#3805

College and University Practice and Strategies Presentation

Using extensive reading to support content in a university CLIL curriculum

Wed, Aug 9, 12:15-12:50 Asia/Tokyo

Location: Silang Jana 1

Leaders in the field of extensive reading such as Nation, Waring, Day, Bamford, Robb, and others have emphasized the principle of having students pursue personal interests by freely choosing from a wide range of fiction and non-fiction books. This presentation explores a different approach by explaining—in detail—how extensive reading can also be used to support content in a CLIL curriculum. Juntendo University’s semi-intensive first-year English program of 200 students in Tokyo recently underwent extensive reform and shifted from using a commercial EFL textbook to focused study of liberal arts areas such as natural history, earth science, sociology, and zoology. It subsequently adapted its extensive reading so that about half of the assigned online books are thematically related to particular content topics. This allows students to see target vocabulary in new contexts, re-encounter concepts central to content, while improving reading skills and reading speed.
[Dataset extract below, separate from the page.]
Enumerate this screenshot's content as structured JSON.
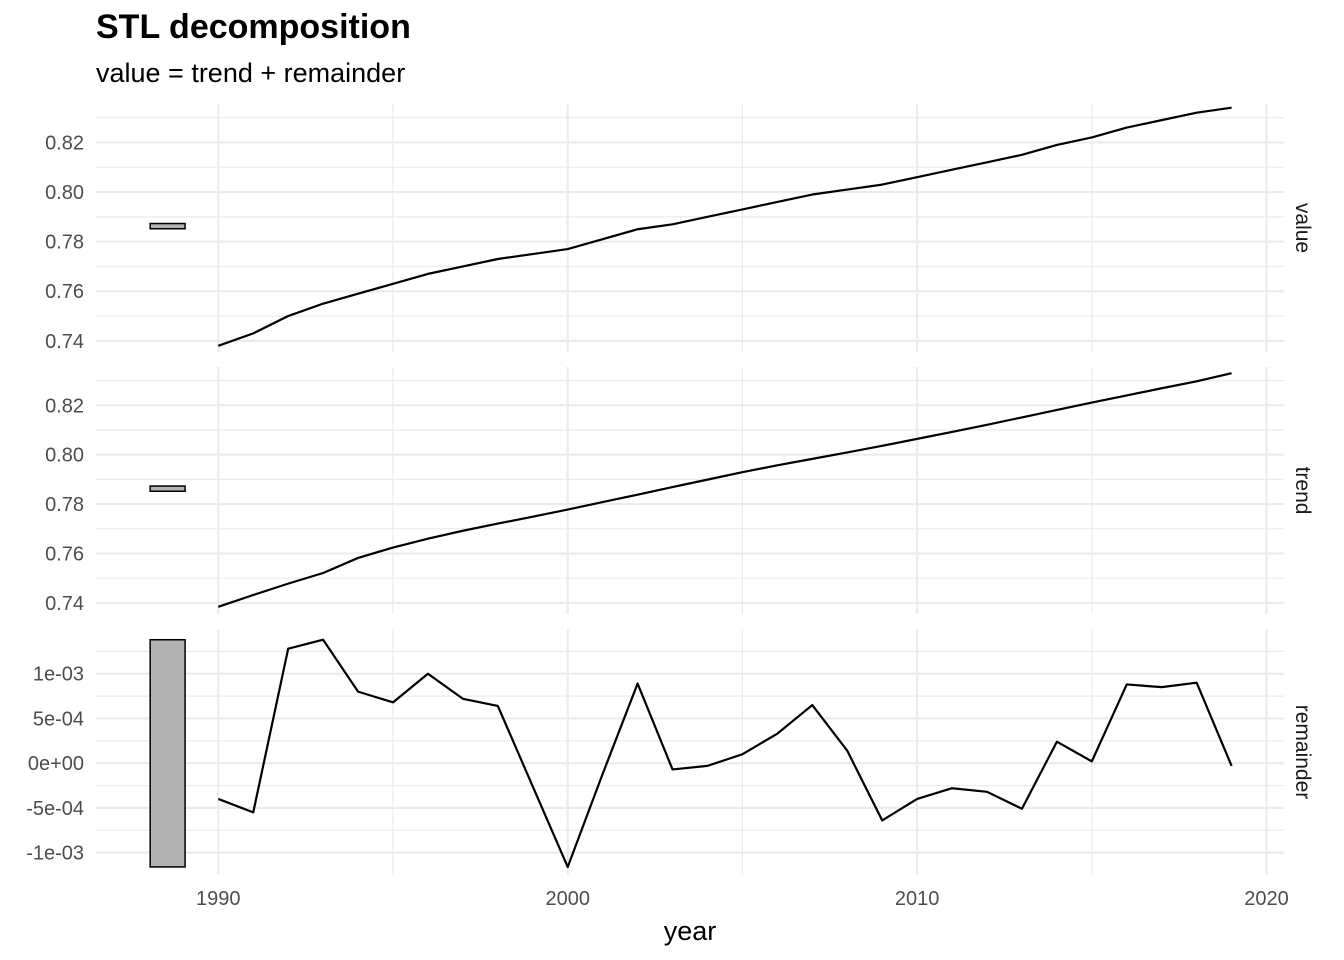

It also resulted in 140% higher one-year ITP TOEFL gains compared to previous years.

  • Marcel Van Amelsvoort

    English teacher in a CLIL program. Reading teacher and ER practitioner. Skills courses teacher in an M.Ed TESOL program.

  • PAUL WADDEN

    Paul Wadden is the author of many books and articles on language teaching and language learning, editor of A Handbook for Teaching English at Japanese Colleges and Universities (Oxford, 1993) and Teaching English at Japanese Universities: A New Handbook (Routledge, 2019). He is a professor in the Faculty of International Liberal Arts at Juntendo University, Tokyo.